My Russian colleague has asked some questions that I thought I should answer. He asked why we came to the Security Council. Is the Security Council not where a country comes when there has been a threat to international peace and security or an unlawful attack on it? He asked if we will work with Russia here. Of course we will. We believe in the United Nations and its Security Council. We believe in the international rules- based system. We want the Council to work together to uphold international peace and security and to resolve conflict together. Of course we will work with Russia to achieve those aims here in the Council. I set out in detail how the Chemical Weapons Convention works and its article IX in particular. The Council members have heard from me and from our Russian colleague, so I will not go into it in great detail again. I will simply say that under article IX, we have asked Russia for an explanation. Russia’s response was to say that it considered our request to be null and void. We have also asked the Organization for the Prohibition of Chemical Weapons to support us with an independent verification of our analysis. Our Russian colleague talked about samples, but once again, that is a misunderstanding of the Convention. There are no provisions in the Convention that require the United Kingdom to share samples collected as part of a criminal investigation.
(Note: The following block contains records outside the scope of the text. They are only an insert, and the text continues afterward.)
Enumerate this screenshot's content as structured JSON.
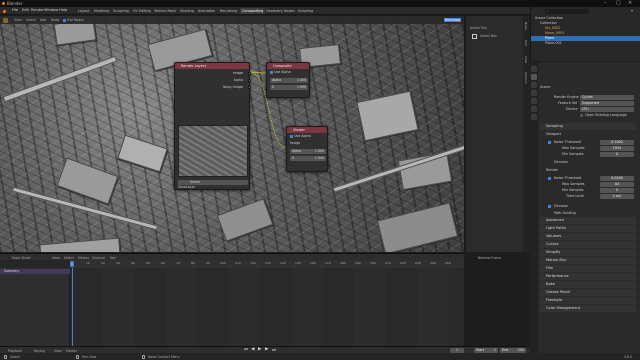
{
  "window": {
    "title": "Blender"
  },
  "menu": {
    "items": [
      "File",
      "Edit",
      "Render",
      "Window",
      "Help"
    ]
  },
  "node_toolbar": {
    "items": [
      "View",
      "Select",
      "Add",
      "Node"
    ],
    "use_nodes": "Use Nodes"
  },
  "workspaces": [
    "Layout",
    "Modeling",
    "Sculpting",
    "UV Editing",
    "Texture Paint",
    "Shading",
    "Animation",
    "Rendering",
    "Compositing",
    "Geometry Nodes",
    "Scripting"
  ],
  "active_workspace": "Compositing",
  "scene_selector": {
    "scene": "Scene",
    "view_layer": "ViewLayer"
  },
  "nodes": {
    "render_layers": {
      "title": "Render Layers",
      "outputs": [
        "Image",
        "Alpha",
        "Noisy Image"
      ],
      "scene": "Scene",
      "layer": "ViewLayer"
    },
    "composite": {
      "title": "Composite",
      "use_alpha": "Use Alpha",
      "fields": [
        {
          "label": "Alpha",
          "value": "1.000"
        },
        {
          "label": "Z",
          "value": "1.000"
        }
      ]
    },
    "viewer": {
      "title": "Viewer",
      "use_alpha": "Use Alpha",
      "input": "Image",
      "fields": [
        {
          "label": "Alpha",
          "value": "1.000"
        },
        {
          "label": "Z",
          "value": "1.000"
        }
      ]
    }
  },
  "n_panel": {
    "backdrop": "Backdrop",
    "active_tool": "Active Tool",
    "select_box": "Select Box",
    "tabs": [
      "Node",
      "Tool",
      "View",
      "Options"
    ]
  },
  "outliner": {
    "search_placeholder": "",
    "title": "Scene Collection",
    "rows": [
      {
        "label": "Scene Collection",
        "sel": false
      },
      {
        "label": "Collection",
        "sel": false
      },
      {
        "label": "Iris_0002",
        "sel": false
      },
      {
        "label": "Mane_0001",
        "sel": false
      },
      {
        "label": "Plane",
        "sel": true
      },
      {
        "label": "Plane.001",
        "sel": false
      }
    ]
  },
  "properties": {
    "scene": "Scene",
    "render_engine": {
      "label": "Render Engine",
      "value": "Cycles"
    },
    "feature_set": {
      "label": "Feature Set",
      "value": "Supported"
    },
    "device": {
      "label": "Device",
      "value": "CPU"
    },
    "osl": "Open Shading Language",
    "sampling": "Sampling",
    "viewport": "Viewport",
    "vp_noise": {
      "label": "Noise Threshold",
      "value": "0.1000"
    },
    "vp_max": {
      "label": "Max Samples",
      "value": "1024"
    },
    "vp_min": {
      "label": "Min Samples",
      "value": "0"
    },
    "denoise": "Denoise",
    "render": "Render",
    "r_noise": {
      "label": "Noise Threshold",
      "value": "0.0100"
    },
    "r_max": {
      "label": "Max Samples",
      "value": "64"
    },
    "r_min": {
      "label": "Min Samples",
      "value": "0"
    },
    "time_limit": {
      "label": "Time Limit",
      "value": "0 sec"
    },
    "r_denoise": "Denoise",
    "path_guiding": "Path Guiding",
    "panels": [
      "Advanced",
      "Light Paths",
      "Volumes",
      "Curves",
      "Simplify",
      "Motion Blur",
      "Film",
      "Performance",
      "Bake",
      "Grease Pencil",
      "Freestyle",
      "Color Management"
    ]
  },
  "dope_sheet": {
    "mode": "Dope Sheet",
    "menu": [
      "View",
      "Select",
      "Marker",
      "Channel",
      "Key"
    ],
    "summary": "Summary",
    "nearest_frame": "Nearest Frame",
    "ticks": [
      "0",
      "10",
      "20",
      "30",
      "40",
      "50",
      "60",
      "70",
      "80",
      "90",
      "100",
      "110",
      "120",
      "130",
      "140",
      "150",
      "160",
      "170",
      "180",
      "190",
      "200",
      "210",
      "220",
      "230",
      "240",
      "250"
    ],
    "current_frame": "1"
  },
  "playback": {
    "items": [
      "Playback",
      "Keying",
      "View",
      "Marker"
    ],
    "frame": "1",
    "start_label": "Start",
    "start": "1",
    "end_label": "End",
    "end": "250"
  },
  "statusbar": {
    "left": "Select",
    "mid": "Pan View",
    "right": "Node Context Menu",
    "version": "3.6.0"
  }
}
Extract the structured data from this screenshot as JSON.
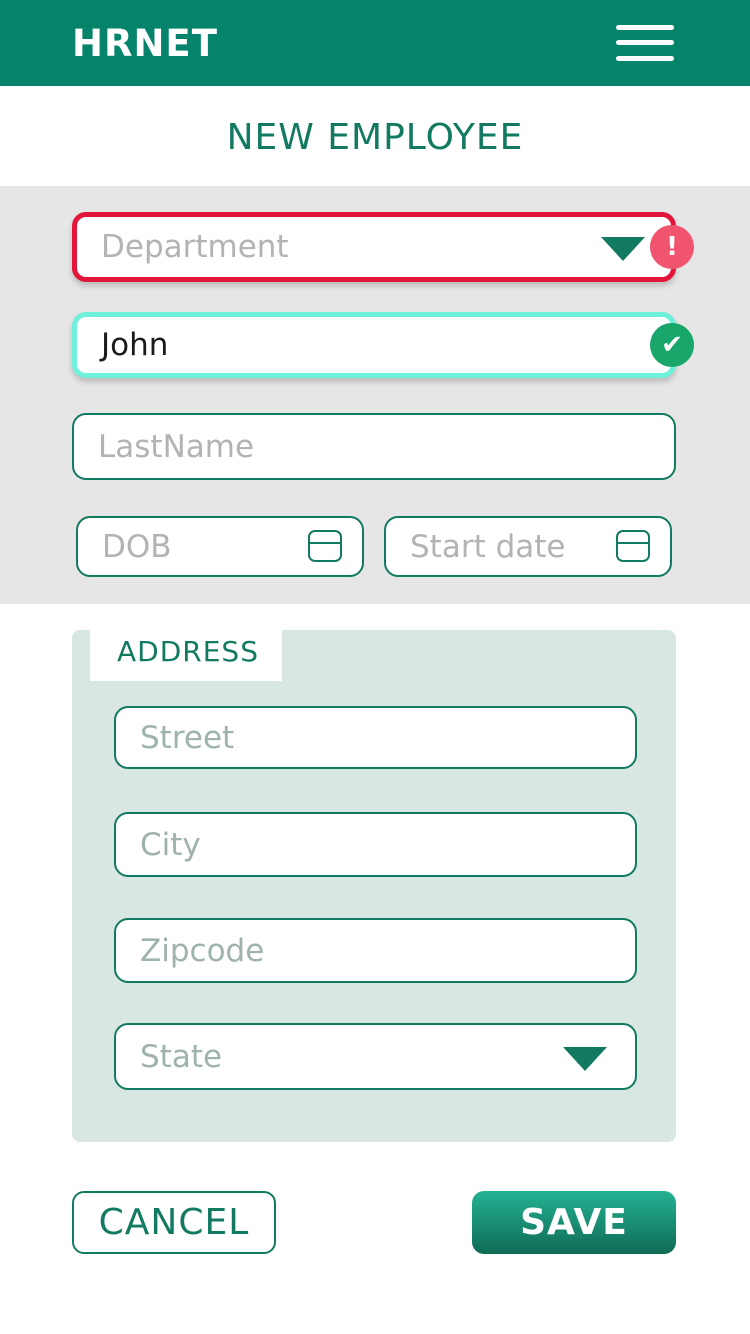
{
  "header": {
    "logo": "HRNET",
    "menu_icon": "hamburger-menu-icon"
  },
  "page": {
    "title": "NEW EMPLOYEE"
  },
  "form": {
    "department": {
      "placeholder": "Department",
      "status": "error",
      "status_glyph": "!"
    },
    "first_name": {
      "value": "John",
      "status": "valid",
      "status_glyph": "✔"
    },
    "last_name": {
      "placeholder": "LastName"
    },
    "dob": {
      "placeholder": "DOB"
    },
    "start_date": {
      "placeholder": "Start date"
    }
  },
  "address": {
    "label": "ADDRESS",
    "street": {
      "placeholder": "Street"
    },
    "city": {
      "placeholder": "City"
    },
    "zipcode": {
      "placeholder": "Zipcode"
    },
    "state": {
      "placeholder": "State"
    }
  },
  "actions": {
    "cancel_label": "CANCEL",
    "save_label": "SAVE"
  },
  "colors": {
    "brand": "#05836b",
    "accent_text": "#137a62",
    "error": "#e1163a",
    "valid_border": "#6ef0da",
    "valid_icon": "#18a66a",
    "panel_gray": "#e6e6e6",
    "address_bg": "#d9e7e3"
  }
}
The Chemical Weapons Convention does provide inspected State parties with a right to have duplicate copies of samples taken for the purposes of an inspection, but Russia is not an inspected State party in this case. We are asked why we were so keen to request a quick answer. That comes from our past experience. One of the key tactics in the Russian playbook is to delay, delay, delay — distract and mire in procedural delay. We know that, of course, from the tragic Litvinenko case in 2006. We waited for months in the hope that Russia would cooperate with our requests to extradite and investigate the known suspects. We waited in vain, and we will not make the same mistake again. Finally, my Russian colleague quotes fiction. Let me quote the Russian President when we think about who benefits. In 2010, he said, “Traitors will kick the bucket, believe me. Those other folks betrayed their friends, their brothers-in-arms. Whatever they got in exchange for it, those 30 pieces of silver they were given, they will choke on them.”
The representative of the Russian Federation has asked for the floor to make a further statement.
I am not planning to engage in a detailed discussion with my British colleague. I have already said everything I wanted to say in my statement. I just want to emphasize one thing, which is that we have not received a formal request, in line with the Chemical Weapons Convention, to which we were and remain ready to respond. We were given a 24-hour ultimatum. Once again, let me stress that we have no intention of responding in a tone or form like those of the unsubstantiated accusations made against us before we had the opportunity to respond. But we are ready to cooperate with the British Government in investigating this sad incident. In my opinion, nothing that I said earlier contradicts that.
The meeting rose at 4.30 p.m.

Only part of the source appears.